Anyway, it is time to head on out Eastbound and Down myself from Nevada to Arizona, and then Westbound and Down back to Los Angeles.

Somebody get me either naked pictures of Jeanne Pirro or Gloria Allred fully dressed and wearing a feedbag.

I need sleep and peace and quiet….and football to return soon.

Git ‘Er Done!

eric

4 Responses to “Cable Saturday”

  1. Micky 2 says:

    yeah, Allred is nothing but an ambulance chasing opportunistic victimization pusher.
    Made me sick to see these women crying over how they’d been lied to and bla bla bla. If Tiger wasnt worth half a billion dollars I doubt they feel a thing cept a little rug burn

  2. I’m surprised no mention of Al Haig. He was a very important figure in modern conservative history.

    JMJ

  3. Micky 2 says:

    Why, so we can listen to your BS over how him and Reagan did nothing to defeat the Soviets ?
    Yeah, he was important, and I’m gonna let this day be for him.

  4. Well, the Reagan administration did what pretty much every other administration did with regards to the Soviets. One could argue that the escalation of the arms race helped to break the Soviet economy a little sooner than it would have broken anyway, but that’s about it. Even that’s hard to argue, though, as Gorbechev pointed out years ago, the USSR was already irrepairably broken by 1980 or so. Even Kissinger once said, with regard to that subject, that if you look at it the way you’d have to in order to credit Reagan with such a thing, you’d have to credit Carter even more, because the USSR was already failing before Reagan ever sat foot in the office.

    Haig, on the other hand, played a very different role in world history.

    (Disclosure: I once spent an afternoon with a close friend, aide, and business partner of Haig’s. Back around 2000, Haig was in the freight forwarding business and I was in the container line business, dealing with forwarders daily, and with a great reputation in the biz, so everyone knew me. It was an unforgettable experience. The guy was a retired admiral and picking his brain was one of the memorable experiences of my life.
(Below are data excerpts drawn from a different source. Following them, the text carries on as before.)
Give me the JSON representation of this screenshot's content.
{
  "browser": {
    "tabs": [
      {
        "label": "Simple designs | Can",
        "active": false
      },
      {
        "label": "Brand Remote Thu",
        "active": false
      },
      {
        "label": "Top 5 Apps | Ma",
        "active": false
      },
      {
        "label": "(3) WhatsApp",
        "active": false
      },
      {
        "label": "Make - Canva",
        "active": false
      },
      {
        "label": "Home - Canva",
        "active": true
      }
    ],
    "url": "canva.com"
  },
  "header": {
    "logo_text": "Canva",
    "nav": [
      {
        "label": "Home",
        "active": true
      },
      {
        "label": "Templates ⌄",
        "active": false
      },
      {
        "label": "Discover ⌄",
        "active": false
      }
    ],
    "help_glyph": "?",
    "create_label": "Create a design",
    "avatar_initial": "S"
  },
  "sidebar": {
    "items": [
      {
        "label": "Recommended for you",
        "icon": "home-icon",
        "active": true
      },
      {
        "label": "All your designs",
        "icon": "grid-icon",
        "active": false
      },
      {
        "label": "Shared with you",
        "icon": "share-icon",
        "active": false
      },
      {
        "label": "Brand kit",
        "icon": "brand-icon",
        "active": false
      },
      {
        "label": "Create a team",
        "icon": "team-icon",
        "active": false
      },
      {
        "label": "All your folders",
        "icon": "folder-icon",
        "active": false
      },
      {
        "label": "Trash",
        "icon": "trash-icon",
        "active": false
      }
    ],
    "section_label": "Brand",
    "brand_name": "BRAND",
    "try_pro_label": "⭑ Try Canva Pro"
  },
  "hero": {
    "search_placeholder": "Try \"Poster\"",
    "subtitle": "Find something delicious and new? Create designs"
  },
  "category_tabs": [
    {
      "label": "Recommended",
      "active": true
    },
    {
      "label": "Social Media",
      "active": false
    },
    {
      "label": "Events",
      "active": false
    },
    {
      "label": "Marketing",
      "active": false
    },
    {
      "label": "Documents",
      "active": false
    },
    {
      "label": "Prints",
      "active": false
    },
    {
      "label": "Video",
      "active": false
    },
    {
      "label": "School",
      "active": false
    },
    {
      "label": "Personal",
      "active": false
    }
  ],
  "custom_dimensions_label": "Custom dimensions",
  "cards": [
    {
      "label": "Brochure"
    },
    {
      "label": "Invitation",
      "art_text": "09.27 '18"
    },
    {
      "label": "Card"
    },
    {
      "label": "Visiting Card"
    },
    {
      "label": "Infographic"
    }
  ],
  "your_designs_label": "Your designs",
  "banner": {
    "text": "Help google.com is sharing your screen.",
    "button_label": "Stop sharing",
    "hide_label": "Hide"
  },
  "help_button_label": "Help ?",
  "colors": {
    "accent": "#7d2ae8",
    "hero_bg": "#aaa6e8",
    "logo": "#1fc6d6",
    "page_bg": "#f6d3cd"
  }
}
Meanwhile, he was just thrilled that a 30 (-ish) year old American actually knew something about Haig and world affairs. I think we both learned a little something that day.)

    Haig was a Notre Dame Catholic. Catholics and Republicans have a long, wierd and mostly unfriendly history. But thanks to guys like Haig (and Buckley, of course) Catholics are now as viable GOP voters as anyone. It’s ashame that the GOP feels they can only win Catholics with dumb wedge issues these days. Thirty/forty years ago, guys like Haig and Buckley were winning them over with sensible arguments. The GOP would be wise to bring sensible arguments back to the table.

    Haig was an “X-Corps” man, involved in the Inchon landing that saved South Korea. That’s where he made his name. It was also perhaps the last truly noble endeavor our oft ignoble political leaders set our noble forces upon.

    Haig is creditted as being one of the Nixon advisors who told him he should resign during Watergate. Had Nixon not resigned (and for a while there he really thought he could avoid it), he would most certainly have been impeached. The resulting political and cultural fracas, at that point in American history, could have been disasterous. Yet again, Haig did the right thing at the right time.

    There is a myth that Haig thought he was taking over the presidency when Reagan was shot. He never meant to say anything of the kind and knew very well better. Agree with him on most things or not (and I fall into the “not” catagory), he was never stupid enough to believe such a thing. All he was saying was that he had everything “under control” – ie: everything’s okay.